In a study done by Katherine Phillips, professor at Columbia Business School, groups put together with outsiders (people they had never met before) performed nearly twice as effectively as those that performed alone. No big surprise there. But they performed 40% better than those that were matched with people they already knew. It seems that the more insecure we are, the more inclined we are to reconcile opposite opinions. They were more focused and accurate. They were less quick to just jump on the opinion of someone else.

I have been part of a CLC group now for a year and a half. It is my second group. In CLC, you meet with a group of 10-14 guys once a week for two years. Our group like many is very diverse. But that is what makes it so cool. I have learned so much from my CLC brothers and by now, I know I can be completely transparent. It was not always that way as groups have to be together for a period of time before gelling.

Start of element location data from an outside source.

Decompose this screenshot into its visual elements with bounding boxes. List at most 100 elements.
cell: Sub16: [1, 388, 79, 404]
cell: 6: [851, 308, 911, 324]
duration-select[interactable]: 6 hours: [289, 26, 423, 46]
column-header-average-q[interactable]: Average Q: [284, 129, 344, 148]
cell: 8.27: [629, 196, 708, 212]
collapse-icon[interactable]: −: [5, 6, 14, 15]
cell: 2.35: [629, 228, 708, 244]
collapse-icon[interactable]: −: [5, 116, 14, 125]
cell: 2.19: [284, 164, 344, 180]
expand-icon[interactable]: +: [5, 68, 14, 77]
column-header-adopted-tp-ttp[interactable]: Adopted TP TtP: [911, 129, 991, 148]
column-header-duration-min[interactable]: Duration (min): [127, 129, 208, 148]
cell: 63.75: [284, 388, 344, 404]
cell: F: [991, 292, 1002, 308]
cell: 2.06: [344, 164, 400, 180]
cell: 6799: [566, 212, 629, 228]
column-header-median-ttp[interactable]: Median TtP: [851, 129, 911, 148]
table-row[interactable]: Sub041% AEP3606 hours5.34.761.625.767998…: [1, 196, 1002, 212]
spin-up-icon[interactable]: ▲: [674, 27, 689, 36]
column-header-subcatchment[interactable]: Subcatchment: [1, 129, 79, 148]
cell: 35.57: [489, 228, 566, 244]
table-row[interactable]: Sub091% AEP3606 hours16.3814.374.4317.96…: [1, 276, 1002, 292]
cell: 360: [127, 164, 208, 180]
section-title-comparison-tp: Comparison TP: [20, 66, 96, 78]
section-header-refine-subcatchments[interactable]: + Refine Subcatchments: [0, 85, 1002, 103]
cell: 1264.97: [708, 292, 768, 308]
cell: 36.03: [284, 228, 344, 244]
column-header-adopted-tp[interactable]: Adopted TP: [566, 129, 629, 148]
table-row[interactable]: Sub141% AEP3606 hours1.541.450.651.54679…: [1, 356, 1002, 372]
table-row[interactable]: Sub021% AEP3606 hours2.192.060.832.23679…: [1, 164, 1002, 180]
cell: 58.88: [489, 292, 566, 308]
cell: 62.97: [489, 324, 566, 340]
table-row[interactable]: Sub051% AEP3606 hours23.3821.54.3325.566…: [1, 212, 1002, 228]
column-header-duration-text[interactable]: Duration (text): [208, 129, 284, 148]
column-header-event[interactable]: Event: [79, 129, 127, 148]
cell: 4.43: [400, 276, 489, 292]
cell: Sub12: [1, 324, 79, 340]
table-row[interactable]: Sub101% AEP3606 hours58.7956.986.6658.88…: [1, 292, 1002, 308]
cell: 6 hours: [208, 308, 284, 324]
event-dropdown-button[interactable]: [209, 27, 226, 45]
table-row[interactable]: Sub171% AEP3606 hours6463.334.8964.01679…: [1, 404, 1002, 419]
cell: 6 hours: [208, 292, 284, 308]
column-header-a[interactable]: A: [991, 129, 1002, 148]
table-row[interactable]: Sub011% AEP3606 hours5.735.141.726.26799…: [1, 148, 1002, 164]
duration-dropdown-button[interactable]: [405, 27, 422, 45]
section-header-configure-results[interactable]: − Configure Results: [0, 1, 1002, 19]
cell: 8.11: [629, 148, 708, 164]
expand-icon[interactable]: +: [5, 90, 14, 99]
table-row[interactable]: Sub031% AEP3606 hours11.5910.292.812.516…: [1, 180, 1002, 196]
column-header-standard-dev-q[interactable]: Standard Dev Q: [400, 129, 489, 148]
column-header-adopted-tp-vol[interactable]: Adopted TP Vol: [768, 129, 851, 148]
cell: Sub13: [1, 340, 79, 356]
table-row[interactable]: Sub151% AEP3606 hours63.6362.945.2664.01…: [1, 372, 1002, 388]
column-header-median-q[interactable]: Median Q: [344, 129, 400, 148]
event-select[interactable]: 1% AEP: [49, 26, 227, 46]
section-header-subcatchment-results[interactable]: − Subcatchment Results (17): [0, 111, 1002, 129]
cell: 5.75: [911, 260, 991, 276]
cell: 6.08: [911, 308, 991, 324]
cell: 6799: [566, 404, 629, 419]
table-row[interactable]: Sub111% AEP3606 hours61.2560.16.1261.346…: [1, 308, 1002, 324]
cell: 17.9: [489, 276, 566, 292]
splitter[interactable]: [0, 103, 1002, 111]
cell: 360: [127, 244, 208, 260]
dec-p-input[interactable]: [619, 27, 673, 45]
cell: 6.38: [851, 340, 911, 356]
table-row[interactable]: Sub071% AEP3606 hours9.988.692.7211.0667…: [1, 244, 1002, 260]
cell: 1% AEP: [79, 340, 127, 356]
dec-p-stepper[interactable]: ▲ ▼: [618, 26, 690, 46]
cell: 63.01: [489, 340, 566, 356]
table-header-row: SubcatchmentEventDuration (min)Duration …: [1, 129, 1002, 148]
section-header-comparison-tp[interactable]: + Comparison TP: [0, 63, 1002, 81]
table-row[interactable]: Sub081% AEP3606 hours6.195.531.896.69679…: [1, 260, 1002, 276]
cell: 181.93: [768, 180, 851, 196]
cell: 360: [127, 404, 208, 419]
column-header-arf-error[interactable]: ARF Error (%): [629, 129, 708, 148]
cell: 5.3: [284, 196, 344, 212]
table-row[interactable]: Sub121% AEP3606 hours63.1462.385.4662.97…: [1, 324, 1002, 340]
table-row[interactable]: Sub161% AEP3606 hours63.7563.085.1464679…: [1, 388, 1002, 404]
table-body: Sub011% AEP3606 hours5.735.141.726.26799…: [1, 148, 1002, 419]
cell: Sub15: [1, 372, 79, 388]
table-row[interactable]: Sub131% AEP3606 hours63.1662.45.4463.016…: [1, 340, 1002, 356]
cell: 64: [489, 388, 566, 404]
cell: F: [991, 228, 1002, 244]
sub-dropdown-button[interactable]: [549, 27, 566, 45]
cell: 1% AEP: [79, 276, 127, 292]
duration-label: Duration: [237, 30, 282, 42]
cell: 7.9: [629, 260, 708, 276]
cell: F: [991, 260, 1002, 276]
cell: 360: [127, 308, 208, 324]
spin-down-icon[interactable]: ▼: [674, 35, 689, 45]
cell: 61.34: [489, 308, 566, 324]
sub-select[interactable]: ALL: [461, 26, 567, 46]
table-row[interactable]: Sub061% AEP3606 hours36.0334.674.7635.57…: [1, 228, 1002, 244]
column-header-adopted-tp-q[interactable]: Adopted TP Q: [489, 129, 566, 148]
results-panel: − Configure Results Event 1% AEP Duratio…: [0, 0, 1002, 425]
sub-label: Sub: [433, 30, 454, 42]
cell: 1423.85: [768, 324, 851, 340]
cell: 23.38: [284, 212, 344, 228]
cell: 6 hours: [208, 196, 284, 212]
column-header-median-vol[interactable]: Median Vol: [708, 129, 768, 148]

Diversity within a common cause is the most effective. That is why you could go to a sporting event and be high-fiving your neighbor even though you don't know him. The shootings in Charleston instead of driving a wedge between the black and white community united them in a common resolve. It did not fulfill the shooters desire to ignite racial tension. The bond of a common faith is what united them. Kingdom diversity united through the perspective of grace. I find it amazing that we think that the solution to racial tension is to fight it from the outside-in. Education isn't the answer to the depraved human heart. Gun control won't solve hate. Reconciliation comes from the healing of the human heart. That can only be supernatural. And that is what we see happening in Charleston.